One thing seems certain: With Rio de Janeiro playing host to soccer's World Cup in 2014 and the Olympics in 2016, this most spectacular of Brazilian cities will end up with some spanking new infrastructure. Think stadiums, hotel rooms, roads and public transit.
But some observers say these global sporting events will also leave a less concrete legacy in the form of greater digital inclusion—this in a country still known for its sharp divide between rich and poor, haves and have nots. A key driver of this change is a city government plan to build a network of digital community spaces, dubbed "Knowledge Squares" and "Knowledge Ships." The purpose of these structures, which will be scattered throughout the city, is to induct local residents into the digital world and transform neighborhoods into smart communities.
The project is already well underway. Under the leadership of Mayor Eduardo Paes, the city has already completed one Knowledge Square and five Knowledge Ships—including one Knowledge "Mother Ship" about twice the size of the rest—and is on track to complete two more before year's end. The goal is to build at least 40 by 2016, according to the city's department of science and technology.
"One of the project's main goals is the creation of a knowledge network designed to ensure that Rio becomes more advanced in digital literacy in education, entertainment, services and training," says Franklin Dias Coelho, the city's chief information officer and head of the department of science and technology in charge of the initiative. "It's about democratization of knowledge through allowing people access to the Internet and distance learning tools.
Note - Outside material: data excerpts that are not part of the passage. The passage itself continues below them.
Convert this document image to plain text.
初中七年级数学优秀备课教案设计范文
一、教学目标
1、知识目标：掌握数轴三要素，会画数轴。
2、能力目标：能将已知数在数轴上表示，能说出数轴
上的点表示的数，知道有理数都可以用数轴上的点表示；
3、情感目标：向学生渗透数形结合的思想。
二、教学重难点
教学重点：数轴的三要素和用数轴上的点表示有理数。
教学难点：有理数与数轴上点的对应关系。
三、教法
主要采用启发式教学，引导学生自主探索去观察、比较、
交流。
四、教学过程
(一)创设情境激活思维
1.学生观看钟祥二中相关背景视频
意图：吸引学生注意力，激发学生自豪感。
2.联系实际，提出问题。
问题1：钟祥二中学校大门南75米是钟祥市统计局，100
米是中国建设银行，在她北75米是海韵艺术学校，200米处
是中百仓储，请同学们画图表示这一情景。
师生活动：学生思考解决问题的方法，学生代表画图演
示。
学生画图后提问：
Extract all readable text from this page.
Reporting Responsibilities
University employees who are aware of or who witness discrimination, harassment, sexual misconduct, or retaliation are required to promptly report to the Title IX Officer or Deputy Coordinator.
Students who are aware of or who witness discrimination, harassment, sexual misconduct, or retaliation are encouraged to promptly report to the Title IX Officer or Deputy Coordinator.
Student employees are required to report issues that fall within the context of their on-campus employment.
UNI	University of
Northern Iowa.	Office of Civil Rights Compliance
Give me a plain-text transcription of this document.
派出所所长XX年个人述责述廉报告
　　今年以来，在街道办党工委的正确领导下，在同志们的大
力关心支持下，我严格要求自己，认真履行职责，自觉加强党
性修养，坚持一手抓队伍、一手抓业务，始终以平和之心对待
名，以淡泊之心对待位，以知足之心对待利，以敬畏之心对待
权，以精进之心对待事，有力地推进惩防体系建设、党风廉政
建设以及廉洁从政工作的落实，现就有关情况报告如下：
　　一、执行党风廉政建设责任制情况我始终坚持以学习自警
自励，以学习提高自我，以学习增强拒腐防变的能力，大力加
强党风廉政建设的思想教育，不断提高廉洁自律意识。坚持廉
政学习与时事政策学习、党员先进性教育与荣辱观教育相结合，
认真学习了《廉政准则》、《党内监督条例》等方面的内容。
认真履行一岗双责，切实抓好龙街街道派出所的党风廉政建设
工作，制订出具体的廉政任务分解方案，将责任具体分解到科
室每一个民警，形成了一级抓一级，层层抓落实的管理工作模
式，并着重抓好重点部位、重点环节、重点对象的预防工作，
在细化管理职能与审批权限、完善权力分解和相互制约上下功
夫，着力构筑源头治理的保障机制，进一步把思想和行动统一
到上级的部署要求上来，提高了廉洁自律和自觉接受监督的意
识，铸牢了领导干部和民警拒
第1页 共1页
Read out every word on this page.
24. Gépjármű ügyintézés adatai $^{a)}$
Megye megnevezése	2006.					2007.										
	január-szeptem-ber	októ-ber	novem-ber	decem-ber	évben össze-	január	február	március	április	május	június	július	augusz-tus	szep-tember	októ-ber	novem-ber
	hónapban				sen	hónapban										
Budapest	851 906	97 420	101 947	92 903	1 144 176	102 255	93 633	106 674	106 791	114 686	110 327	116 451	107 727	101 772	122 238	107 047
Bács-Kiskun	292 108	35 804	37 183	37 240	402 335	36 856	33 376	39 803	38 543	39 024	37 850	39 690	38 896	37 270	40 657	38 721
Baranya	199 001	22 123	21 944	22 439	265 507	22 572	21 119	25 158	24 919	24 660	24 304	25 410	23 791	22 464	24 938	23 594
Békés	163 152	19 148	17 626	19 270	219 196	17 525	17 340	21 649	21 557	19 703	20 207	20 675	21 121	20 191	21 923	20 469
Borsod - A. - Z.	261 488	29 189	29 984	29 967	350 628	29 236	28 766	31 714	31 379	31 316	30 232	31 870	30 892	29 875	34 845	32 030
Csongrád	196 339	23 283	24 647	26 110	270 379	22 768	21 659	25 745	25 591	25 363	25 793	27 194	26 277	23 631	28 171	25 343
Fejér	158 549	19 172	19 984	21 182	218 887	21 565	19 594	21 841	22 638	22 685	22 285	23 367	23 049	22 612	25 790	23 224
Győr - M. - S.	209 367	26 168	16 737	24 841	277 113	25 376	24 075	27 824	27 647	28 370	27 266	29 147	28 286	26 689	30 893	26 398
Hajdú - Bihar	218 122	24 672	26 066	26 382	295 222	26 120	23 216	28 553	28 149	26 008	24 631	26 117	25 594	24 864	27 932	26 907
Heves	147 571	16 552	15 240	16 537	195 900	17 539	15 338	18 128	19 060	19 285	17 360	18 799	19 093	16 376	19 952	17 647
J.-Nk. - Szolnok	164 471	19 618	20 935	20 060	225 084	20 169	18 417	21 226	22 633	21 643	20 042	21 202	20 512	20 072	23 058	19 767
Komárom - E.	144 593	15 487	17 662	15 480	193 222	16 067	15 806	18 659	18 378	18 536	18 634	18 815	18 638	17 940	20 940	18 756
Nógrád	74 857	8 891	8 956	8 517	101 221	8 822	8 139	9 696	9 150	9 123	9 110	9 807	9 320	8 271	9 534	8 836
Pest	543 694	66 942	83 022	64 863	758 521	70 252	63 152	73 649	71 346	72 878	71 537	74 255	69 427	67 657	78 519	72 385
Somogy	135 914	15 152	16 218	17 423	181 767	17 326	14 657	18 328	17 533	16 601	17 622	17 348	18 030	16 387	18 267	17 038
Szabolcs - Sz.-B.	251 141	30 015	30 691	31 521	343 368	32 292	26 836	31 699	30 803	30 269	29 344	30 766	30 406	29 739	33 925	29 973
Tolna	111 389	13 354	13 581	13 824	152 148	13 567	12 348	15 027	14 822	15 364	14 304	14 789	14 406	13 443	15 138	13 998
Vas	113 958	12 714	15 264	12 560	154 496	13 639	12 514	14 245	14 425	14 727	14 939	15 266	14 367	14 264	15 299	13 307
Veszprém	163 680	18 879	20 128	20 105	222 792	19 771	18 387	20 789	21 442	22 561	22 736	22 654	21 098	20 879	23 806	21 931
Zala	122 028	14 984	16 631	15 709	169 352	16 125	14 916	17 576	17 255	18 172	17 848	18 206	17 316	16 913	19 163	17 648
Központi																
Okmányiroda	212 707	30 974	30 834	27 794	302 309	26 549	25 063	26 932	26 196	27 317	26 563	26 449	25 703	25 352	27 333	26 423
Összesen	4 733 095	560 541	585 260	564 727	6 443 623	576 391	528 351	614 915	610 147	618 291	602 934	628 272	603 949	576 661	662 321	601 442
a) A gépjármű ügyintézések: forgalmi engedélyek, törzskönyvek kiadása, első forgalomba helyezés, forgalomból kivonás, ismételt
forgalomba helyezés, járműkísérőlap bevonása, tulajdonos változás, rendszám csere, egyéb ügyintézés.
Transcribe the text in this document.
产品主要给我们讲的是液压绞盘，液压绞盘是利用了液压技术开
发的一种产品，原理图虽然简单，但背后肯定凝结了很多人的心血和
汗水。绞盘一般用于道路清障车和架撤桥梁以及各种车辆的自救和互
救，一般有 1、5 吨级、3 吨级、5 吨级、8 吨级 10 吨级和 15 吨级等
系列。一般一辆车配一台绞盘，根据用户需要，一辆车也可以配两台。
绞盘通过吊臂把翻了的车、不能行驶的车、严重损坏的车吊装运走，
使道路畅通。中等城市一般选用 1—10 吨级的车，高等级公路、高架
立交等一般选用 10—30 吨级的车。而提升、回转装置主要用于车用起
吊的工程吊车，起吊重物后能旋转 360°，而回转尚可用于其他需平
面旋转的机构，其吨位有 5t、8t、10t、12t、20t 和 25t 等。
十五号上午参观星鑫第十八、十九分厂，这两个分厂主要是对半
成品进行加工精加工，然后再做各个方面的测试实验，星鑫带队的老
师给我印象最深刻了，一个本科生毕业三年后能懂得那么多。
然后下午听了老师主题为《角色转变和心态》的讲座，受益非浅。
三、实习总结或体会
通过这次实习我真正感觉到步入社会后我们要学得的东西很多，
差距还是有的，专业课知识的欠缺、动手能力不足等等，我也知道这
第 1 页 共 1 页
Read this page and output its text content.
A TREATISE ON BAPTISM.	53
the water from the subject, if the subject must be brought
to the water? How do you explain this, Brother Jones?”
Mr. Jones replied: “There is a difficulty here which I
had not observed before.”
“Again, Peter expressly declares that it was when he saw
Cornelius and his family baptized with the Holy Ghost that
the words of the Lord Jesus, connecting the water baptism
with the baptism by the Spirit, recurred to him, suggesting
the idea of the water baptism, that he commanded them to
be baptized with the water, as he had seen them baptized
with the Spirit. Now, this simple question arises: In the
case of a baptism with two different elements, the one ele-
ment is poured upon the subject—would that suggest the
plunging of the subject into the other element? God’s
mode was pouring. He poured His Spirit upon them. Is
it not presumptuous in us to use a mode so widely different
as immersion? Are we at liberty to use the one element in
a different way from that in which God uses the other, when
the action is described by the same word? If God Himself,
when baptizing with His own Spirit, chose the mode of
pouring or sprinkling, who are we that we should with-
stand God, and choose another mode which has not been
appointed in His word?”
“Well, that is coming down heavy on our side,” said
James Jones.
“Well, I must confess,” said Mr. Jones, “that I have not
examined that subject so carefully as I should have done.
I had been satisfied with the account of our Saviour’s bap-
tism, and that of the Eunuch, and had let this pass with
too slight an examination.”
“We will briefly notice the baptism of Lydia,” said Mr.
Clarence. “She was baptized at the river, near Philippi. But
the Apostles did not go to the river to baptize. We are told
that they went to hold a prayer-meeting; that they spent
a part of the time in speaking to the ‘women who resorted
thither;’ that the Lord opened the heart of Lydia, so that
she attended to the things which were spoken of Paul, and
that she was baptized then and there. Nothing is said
The spaces are even open on weekends."
"Digital Rio 15 Minutes"
Each of the spaces resembles a futuristic cube covering an area about the size of an NBA basketball court. The plan calls for each to be situated in a poor neighborhood. Many will be a stone's throw from Rio's famous hillside slums, or favelas, which have historically been home to violent gangs, drug traffickers and impoverished young people.
While designs vary somewhat, each space typically has a reception area, a playground and an outdoor movie theater where people can watch films projected onto a large screen—the "eye" of the ship. Other features include a multimedia gallery, a digital library, a production room for editing digital content and "caves" where children can hole up with magazines, books or iPads loaded with educational apps.
Users can also dip their toes into the waters of participatory democracy by navigating around digital maps of the neighborhood and inputting suggestions, complaints and comments to the city government. Some spaces also have an amphitheater for lectures, screenings of videos and films, and performing plays for the community. Eventually, the city wants the structures to be no more than a 15-minute walk apart—hence the name of the umbrella program that the structures fall under: "Digital Rio 15 Minutes.
Hotbeds of Educational Opportunity
The spaces will also provide all manner of educational opportunities, including classes on everything from digital literacy and information technology to English for tourism, virtual reality and even networking taught by the Cisco Networking Academy. Other offerings include classes on technology in the community, at work and in entrepreneurship. Future classes will include things like robotics, hackathons and app development. In addition to various city agencies, the project is being developed in partnership with two federal universities in Rio as well as external partners such as Cisco, Intel and the Sequoia Foundation.
The initiative has not gone unnoticed in the broader community. It recently caught the attention of the New York-based smart city think-tank, the Intelligent Community Forum (ICF), with co-founder John Jung calling the digital spaces "one of the most dramatic and extensive opportunities to provide digital inclusion … anywhere I have ever seen."
Jung's observation is all the more resonant in light of the recent mass protests that have rocked Rio and other cities in Brazil—in large measure due to the country's still-gaping social inequalities. Anecdotally, the project has already helped some locals find jobs they otherwise could not have got. As a factory for the creation of more knowledge workers as the World Cup and Olympics loom, the project could hardly be more timely—or more enduring in its impact.
As Jung says, "Digital inclusion and not the physical sports facilities will be the greatest legacy of these games."